The survey said that the top two external threats cited by respondents were cyberattacks aimed at stealing financial information and malware threats (41% each). Recent media reports of sophisticated malware would appear to validate this view.
Organisations need to do a better job of anticipating attacks in an environment where it is no longer possible to prevent all cyber breaches, the survey found, and where threats come from ever more resourceful and well-funded sources.
Half (50%) of Irish organisations say that a lack of skilled resources is one of the main obstacles challenging their information security programme and only 6% of respondents have a threat intelligence team with dedicated analysts.

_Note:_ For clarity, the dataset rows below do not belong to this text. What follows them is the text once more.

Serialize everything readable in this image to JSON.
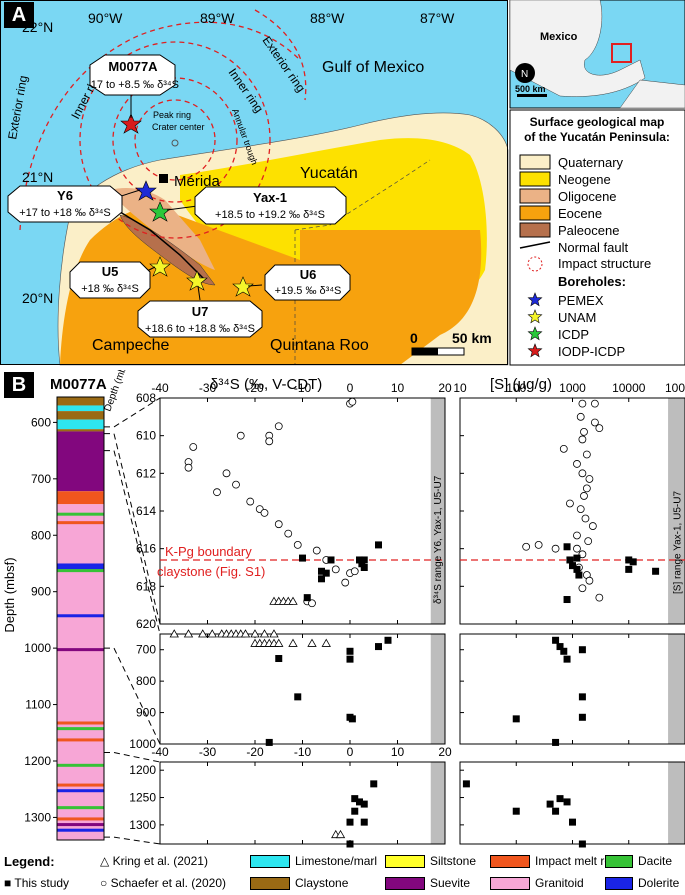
{
  "panel_a": {
    "label": "A",
    "lon_labels": [
      "90°W",
      "89°W",
      "88°W",
      "87°W"
    ],
    "lat_labels": [
      "22°N",
      "21°N",
      "20°N"
    ],
    "sea_label": "Gulf of Mexico",
    "region_labels": {
      "yucatan": "Yucatán",
      "campeche": "Campeche",
      "quintana_roo": "Quintana Roo",
      "merida": "Mérida"
    },
    "ring_labels": {
      "exterior_left": "Exterior ring",
      "inner_left": "Inner ring",
      "inner_right": "Inner ring",
      "exterior_right": "Exterior ring",
      "peak_ring": "Peak ring",
      "crater_center": "Crater center",
      "annular_trough": "Annular trough"
    },
    "callouts": [
      {
        "name": "M0077A",
        "value": "-17 to +8.5 ‰ δ³⁴S"
      },
      {
        "name": "Y6",
        "value": "+17 to +18 ‰ δ³⁴S"
      },
      {
        "name": "Yax-1",
        "value": "+18.5 to +19.2 ‰ δ³⁴S"
      },
      {
        "name": "U5",
        "value": "+18 ‰ δ³⁴S"
      },
      {
        "name": "U6",
        "value": "+19.5 ‰ δ³⁴S"
      },
      {
        "name": "U7",
        "value": "+18.6 to +18.8 ‰ δ³⁴S"
      }
    ],
    "scalebar": {
      "zero": "0",
      "end": "50 km"
    },
    "inset": {
      "country": "Mexico",
      "north": "N",
      "scale": "500 km"
    },
    "legend_title": "Surface geological map of the Yucatán Peninsula:",
    "geology": [
      {
        "label": "Quaternary",
        "color": "#fbefc8"
      },
      {
        "label": "Neogene",
        "color": "#fde100"
      },
      {
        "label": "Oligocene",
        "color": "#ebb286"
      },
      {
        "label": "Eocene",
        "color": "#f7a20e"
      },
      {
        "label": "Paleocene",
        "color": "#b6704c"
      }
    ],
    "normal_fault": "Normal fault",
    "impact_structure": "Impact structure",
    "boreholes_title": "Boreholes:",
    "boreholes": [
      {
        "label": "PEMEX",
        "color": "#1e2bd6"
      },
      {
        "label": "UNAM",
        "color": "#f5f52a"
      },
      {
        "label": "ICDP",
        "color": "#2ac83a"
      },
      {
        "label": "IODP-ICDP",
        "color": "#d81b1b"
      }
    ]
  },
  "panel_b": {
    "label": "B",
    "core_title": "M0077A",
    "core_axis_label": "Depth (mbsf)",
    "core_ticks": [
      "600",
      "700",
      "800",
      "900",
      "1000",
      "1100",
      "1200",
      "1300"
    ],
    "d34s_title": "δ³⁴S (‰, V-CDT)",
    "s_title": "[S] (µg/g)",
    "depth_axis_small": "Depth (mbsf)",
    "d34s_ticks": [
      "-40",
      "-30",
      "-20",
      "-10",
      "0",
      "10",
      "20"
    ],
    "s_ticks": [
      "10",
      "100",
      "1000",
      "10000",
      "100000"
    ],
    "upper_depth_ticks": [
      "608",
      "610",
      "612",
      "614",
      "616",
      "618",
      "620"
    ],
    "middle_depth_ticks": [
      "700",
      "800",
      "900",
      "1000"
    ],
    "lower_depth_ticks": [
      "1200",
      "1250",
      "1300"
    ],
    "kpg_label_line1": "K-Pg boundary",
    "kpg_label_line2": "claystone (Fig. S1)",
    "range_label_d34s": "δ³⁴S range Y6, Yax-1, U5-U7",
    "range_label_s": "[S] range Yax-1, U5-U7"
  },
  "legend": {
    "title": "Legend:",
    "kring": "Kring et al. (2021)",
    "schaefer": "Schaefer et al. (2020)",
    "this_study": "This study",
    "lithologies": [
      {
        "label": "Limestone/marl",
        "color": "#2ee6f0"
      },
      {
        "label": "Siltstone",
        "color": "#ffff2a"
      },
      {
        "label": "Impact melt rock",
        "color": "#f0561e"
      },
      {
        "label": "Dacite",
        "color": "#36c236"
      },
      {
        "label": "Claystone",
        "color": "#9a6a14"
      },
      {
        "label": "Suevite",
        "color": "#82077e"
      },
      {
        "label": "Granitoid",
        "color": "#f7a6d6"
      },
      {
        "label": "Dolerite",
        "color": "#1a24e6"
      }
    ]
  },
  "chart_data": [
    {
      "type": "scatter",
      "title": "δ³⁴S (‰, V-CDT)",
      "ylabel": "Depth (mbsf)",
      "xlim": [
        -40,
        20
      ],
      "ylim": [
        620,
        608
      ],
      "series": [
        {
          "name": "Schaefer et al. (2020)",
          "points": [
            [
              0,
              608.3
            ],
            [
              0.5,
              608.2
            ],
            [
              -15,
              609.5
            ],
            [
              -17,
              610
            ],
            [
              -17,
              610.3
            ],
            [
              -23,
              610
            ],
            [
              -33,
              610.6
            ],
            [
              -34,
              611.4
            ],
            [
              -34,
              611.7
            ],
            [
              -26,
              612
            ],
            [
              -24,
              612.6
            ],
            [
              -28,
              613
            ],
            [
              -21,
              613.5
            ],
            [
              -19,
              613.9
            ],
            [
              -18,
              614.1
            ],
            [
              -15,
              614.7
            ],
            [
              -13,
              615.2
            ],
            [
              -11,
              615.8
            ],
            [
              -7,
              616.1
            ],
            [
              -5,
              616.6
            ],
            [
              -3,
              617.1
            ],
            [
              0,
              617.3
            ],
            [
              1,
              617.2
            ],
            [
              -1,
              617.8
            ],
            [
              -9,
              618.8
            ],
            [
              -8,
              618.9
            ]
          ]
        },
        {
          "name": "Kring et al. (2021)",
          "points": [
            [
              -16,
              618.8
            ],
            [
              -15,
              618.8
            ],
            [
              -14,
              618.8
            ],
            [
              -13,
              618.8
            ],
            [
              -12,
              618.8
            ]
          ]
        },
        {
          "name": "This study",
          "points": [
            [
              6,
              615.8
            ],
            [
              -10,
              616.5
            ],
            [
              -4,
              616.6
            ],
            [
              2,
              616.6
            ],
            [
              3,
              616.6
            ],
            [
              2.5,
              616.8
            ],
            [
              -6,
              617.2
            ],
            [
              -5,
              617.3
            ],
            [
              3,
              617
            ],
            [
              -6,
              617.6
            ],
            [
              -9,
              618.6
            ]
          ]
        }
      ],
      "kpg_depth": 616.6,
      "reference_range": [
        17,
        20
      ]
    },
    {
      "type": "scatter",
      "title": "δ³⁴S (‰, V-CDT)",
      "ylabel": "Depth (mbsf)",
      "xlim": [
        -40,
        20
      ],
      "ylim": [
        1000,
        650
      ],
      "series": [
        {
          "name": "Kring et al. (2021)",
          "points": [
            [
              -37,
              650
            ],
            [
              -34,
              650
            ],
            [
              -31,
              650
            ],
            [
              -29,
              650
            ],
            [
              -27,
              650
            ],
            [
              -26,
              650
            ],
            [
              -25,
              650
            ],
            [
              -24,
              650
            ],
            [
              -23,
              650
            ],
            [
              -22,
              650
            ],
            [
              -20,
              650
            ],
            [
              -18,
              650
            ],
            [
              -16,
              650
            ],
            [
              -20,
              680
            ],
            [
              -19,
              680
            ],
            [
              -18,
              680
            ],
            [
              -17,
              680
            ],
            [
              -16,
              680
            ],
            [
              -15,
              680
            ],
            [
              -12,
              680
            ],
            [
              -8,
              680
            ],
            [
              -5,
              680
            ]
          ]
        },
        {
          "name": "This study",
          "points": [
            [
              8,
              670
            ],
            [
              6,
              690
            ],
            [
              0,
              705
            ],
            [
              0,
              730
            ],
            [
              -15,
              728
            ],
            [
              -11,
              850
            ],
            [
              0,
              915
            ],
            [
              0.5,
              920
            ],
            [
              -17,
              995
            ]
          ]
        }
      ],
      "reference_range": [
        17,
        20
      ]
    },
    {
      "type": "scatter",
      "title": "δ³⁴S (‰, V-CDT)",
      "ylabel": "Depth (mbsf)",
      "xlim": [
        -40,
        20
      ],
      "ylim": [
        1335,
        1185
      ],
      "series": [
        {
          "name": "Kring et al. (2021)",
          "points": [
            [
              -3,
              1318
            ],
            [
              -2,
              1318
            ]
          ]
        },
        {
          "name": "This study",
          "points": [
            [
              5,
              1225
            ],
            [
              1,
              1252
            ],
            [
              2,
              1258
            ],
            [
              3,
              1262
            ],
            [
              1,
              1275
            ],
            [
              0,
              1295
            ],
            [
              3,
              1295
            ],
            [
              0,
              1335
            ]
          ]
        }
      ],
      "reference_range": [
        17,
        20
      ]
    },
    {
      "type": "scatter",
      "title": "[S] (µg/g)",
      "xscale": "log",
      "xlim": [
        10,
        100000
      ],
      "ylim": [
        620,
        608
      ],
      "series": [
        {
          "name": "Schaefer et al. (2020)",
          "points": [
            [
              1500,
              608.3
            ],
            [
              2500,
              608.3
            ],
            [
              1400,
              609
            ],
            [
              2500,
              609.3
            ],
            [
              1600,
              609.8
            ],
            [
              3000,
              609.6
            ],
            [
              1500,
              610.2
            ],
            [
              700,
              610.7
            ],
            [
              1800,
              611
            ],
            [
              1200,
              611.5
            ],
            [
              1500,
              612
            ],
            [
              2000,
              612.3
            ],
            [
              1800,
              612.8
            ],
            [
              1600,
              613.2
            ],
            [
              900,
              613.6
            ],
            [
              1400,
              613.9
            ],
            [
              1700,
              614.4
            ],
            [
              2300,
              614.8
            ],
            [
              1200,
              615.3
            ],
            [
              1900,
              615.6
            ],
            [
              150,
              615.9
            ],
            [
              250,
              615.8
            ],
            [
              500,
              616
            ],
            [
              1200,
              616
            ],
            [
              1500,
              616.3
            ],
            [
              1300,
              617
            ],
            [
              1800,
              617.4
            ],
            [
              2000,
              617.7
            ],
            [
              1500,
              618.1
            ],
            [
              3000,
              618.6
            ]
          ]
        },
        {
          "name": "This study",
          "points": [
            [
              800,
              615.9
            ],
            [
              900,
              616.6
            ],
            [
              1200,
              616.5
            ],
            [
              10000,
              616.6
            ],
            [
              12000,
              616.7
            ],
            [
              1000,
              616.9
            ],
            [
              1200,
              617.1
            ],
            [
              10000,
              617.1
            ],
            [
              30000,
              617.2
            ],
            [
              1300,
              617.4
            ],
            [
              800,
              618.7
            ]
          ]
        }
      ],
      "kpg_depth": 616.6,
      "reference_range": [
        50000,
        100000
      ]
    },
    {
      "type": "scatter",
      "title": "[S] (µg/g)",
      "xscale": "log",
      "xlim": [
        10,
        100000
      ],
      "ylim": [
        1000,
        650
      ],
      "series": [
        {
          "name": "This study",
          "points": [
            [
              500,
              670
            ],
            [
              600,
              690
            ],
            [
              700,
              705
            ],
            [
              800,
              730
            ],
            [
              1500,
              700
            ],
            [
              1500,
              850
            ],
            [
              1500,
              915
            ],
            [
              100,
              920
            ],
            [
              500,
              995
            ]
          ]
        }
      ],
      "reference_range": [
        50000,
        100000
      ]
    },
    {
      "type": "scatter",
      "title": "[S] (µg/g)",
      "xscale": "log",
      "xlim": [
        10,
        100000
      ],
      "ylim": [
        1335,
        1185
      ],
      "series": [
        {
          "name": "This study",
          "points": [
            [
              13,
              1225
            ],
            [
              600,
              1252
            ],
            [
              800,
              1258
            ],
            [
              400,
              1262
            ],
            [
              100,
              1275
            ],
            [
              500,
              1275
            ],
            [
              1000,
              1295
            ],
            [
              1500,
              1335
            ]
          ]
        }
      ],
      "reference_range": [
        50000,
        100000
      ]
    }
  ]
}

“The purpose of threat intelligence is to understand the threats specific to your organisation and inform rapid decision-making. This includes understanding ‘who’ and ‘what’ that is targeting you and your industry peers in order to anticipate attacks before they occur and to inform your prevention, monitoring and response activities” said Callaghan.
“Ireland continues to enjoy its international reputation as ‘the Silicon Valley of Europe’,” said Callaghan. “However, the results of the survey indicate that while they have come a long way, Irish organisations need to further educate themselves on the realities of cybercrime in order for Ireland to maintain its competitive edge as a leader in technology and digital services. Success in the digital economy is founded on trust and cyber security breaches can severely damage that trust. Ireland needs to be regarded as a safe place to do business online.